Então, homem que é homem não liga o GPS nem em urgência.
Sofre da Síndrome da Soberba da Localização (SSL).
Eu tenho realmente dificuldade de usar o guia e pedir informações quando estou perdido. Minha mulher assiste ao apocalipse solitário, sem jamais entrar num posto de gasolina para confirmar um endereço.
Nem sei onde estou, mas continuo procurando uma referência externa para me reaver.
Na ausência de indicativos, aguardo um milagre, um OVNI para me abduzir, o rasgo no céu de uma estrela cadente.
Pedir ajuda é me complicar ainda mais. Não sou bom em gravar trajetos. Eu decoro as duas primeiras frases da explicação e esqueço a continuação do roteiro.
Guardo apenas: “Dobre à esquerda, depois direita….”
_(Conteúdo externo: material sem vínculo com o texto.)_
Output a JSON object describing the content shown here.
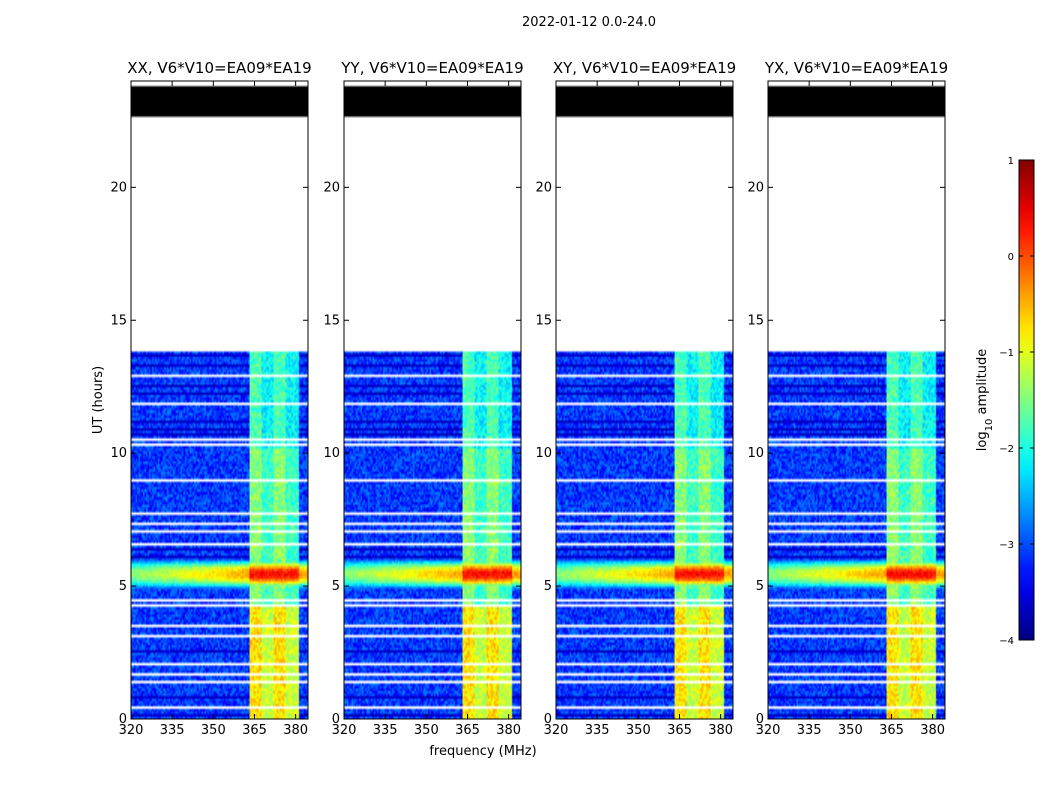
{
  "chart_data": {
    "type": "heatmap",
    "title": "2022-01-12 0.0-24.0",
    "xlabel": "frequency (MHz)",
    "ylabel": "UT (hours)",
    "xlim": [
      320,
      384.5
    ],
    "ylim": [
      0,
      24
    ],
    "xticks": [
      320,
      335,
      350,
      365,
      380
    ],
    "yticks": [
      0,
      5,
      10,
      15,
      20
    ],
    "colorbar": {
      "label": "log10 amplitude",
      "label_parts": [
        "log",
        "10",
        " amplitude"
      ],
      "ticks": [
        1,
        0,
        -1,
        -2,
        -3,
        -4
      ],
      "tick_labels": [
        "1",
        "0",
        "−1",
        "−2",
        "−3",
        "−4"
      ],
      "range": [
        -4,
        1
      ],
      "colormap": "jet"
    },
    "panels": [
      {
        "title": "XX, V6*V10=EA09*EA19",
        "polarization": "XX",
        "seed": 11
      },
      {
        "title": "YY, V6*V10=EA09*EA19",
        "polarization": "YY",
        "seed": 23
      },
      {
        "title": "XY, V6*V10=EA09*EA19",
        "polarization": "XY",
        "seed": 37
      },
      {
        "title": "YX, V6*V10=EA09*EA19",
        "polarization": "YX",
        "seed": 53
      }
    ],
    "flagged_blocks_hours": [
      [
        22.7,
        23.8
      ]
    ],
    "no_data_range_hours": [
      13.8,
      22.7
    ],
    "background_level": -3.1,
    "rfi_band_mhz": [
      363,
      381
    ],
    "rfi_band_level": -1.7,
    "rfi_band_level_morning": -1.0,
    "bright_event": {
      "ut_range": [
        4.9,
        6.0
      ],
      "peak_ut": 5.45,
      "level_band": 0.35,
      "level_low": -0.4
    },
    "white_gap_hours": [
      0.4,
      1.4,
      1.65,
      2.1,
      3.15,
      3.5,
      4.25,
      4.5,
      6.55,
      7.1,
      7.35,
      7.75,
      9.0,
      10.3,
      10.55,
      11.9,
      12.9
    ],
    "dark_line_hours": [
      0.15,
      0.85,
      2.55,
      5.15,
      5.3,
      6.1,
      6.4,
      10.7,
      10.9,
      11.2,
      12.2,
      12.55,
      13.3,
      13.65
    ]
  }
}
O resto já não escuto mais. Abstraio. Deslizo para paragens imaginárias. Desligo. Volto ao assento de trás da infância, nostálgico e sonhador, como se não fosse mais o adulto responsável.
A audição masculina é de alcance curto. Conservo apenas o início de qualquer conversa.
E quando a esposa me acompanha, juro que ela memorizou a explicação do vivente. Que nada. Ela pensou que eu estava prestando atenção e não se importou em memorizar.
Mulher chega atrasada a compromissos porque está demorando a escolher a roupa. Homem chega atrasado porque está demorando a perguntar o destino. Estes dois atrasos formam um casal moderno.
Mas tenho um amigo, Daniel, que me supera de longe.
Ele sempre confirma sua presença em minhas festas. O complicado é ele me encontrar.
Numa delas, errou o número do edifício, inverteu a numeração, não me telefonou, não mandou mensagens, e entrou no condomínio da frente do meu prédio.
Acompanhado da namorada Gabriela, subiu graciosamente no apartamento impostor.
Estava no 301 do edifício errado. Curiosamente, aquele 301 também oferecia um jantar comemorativo, o que prolongou sua confusão.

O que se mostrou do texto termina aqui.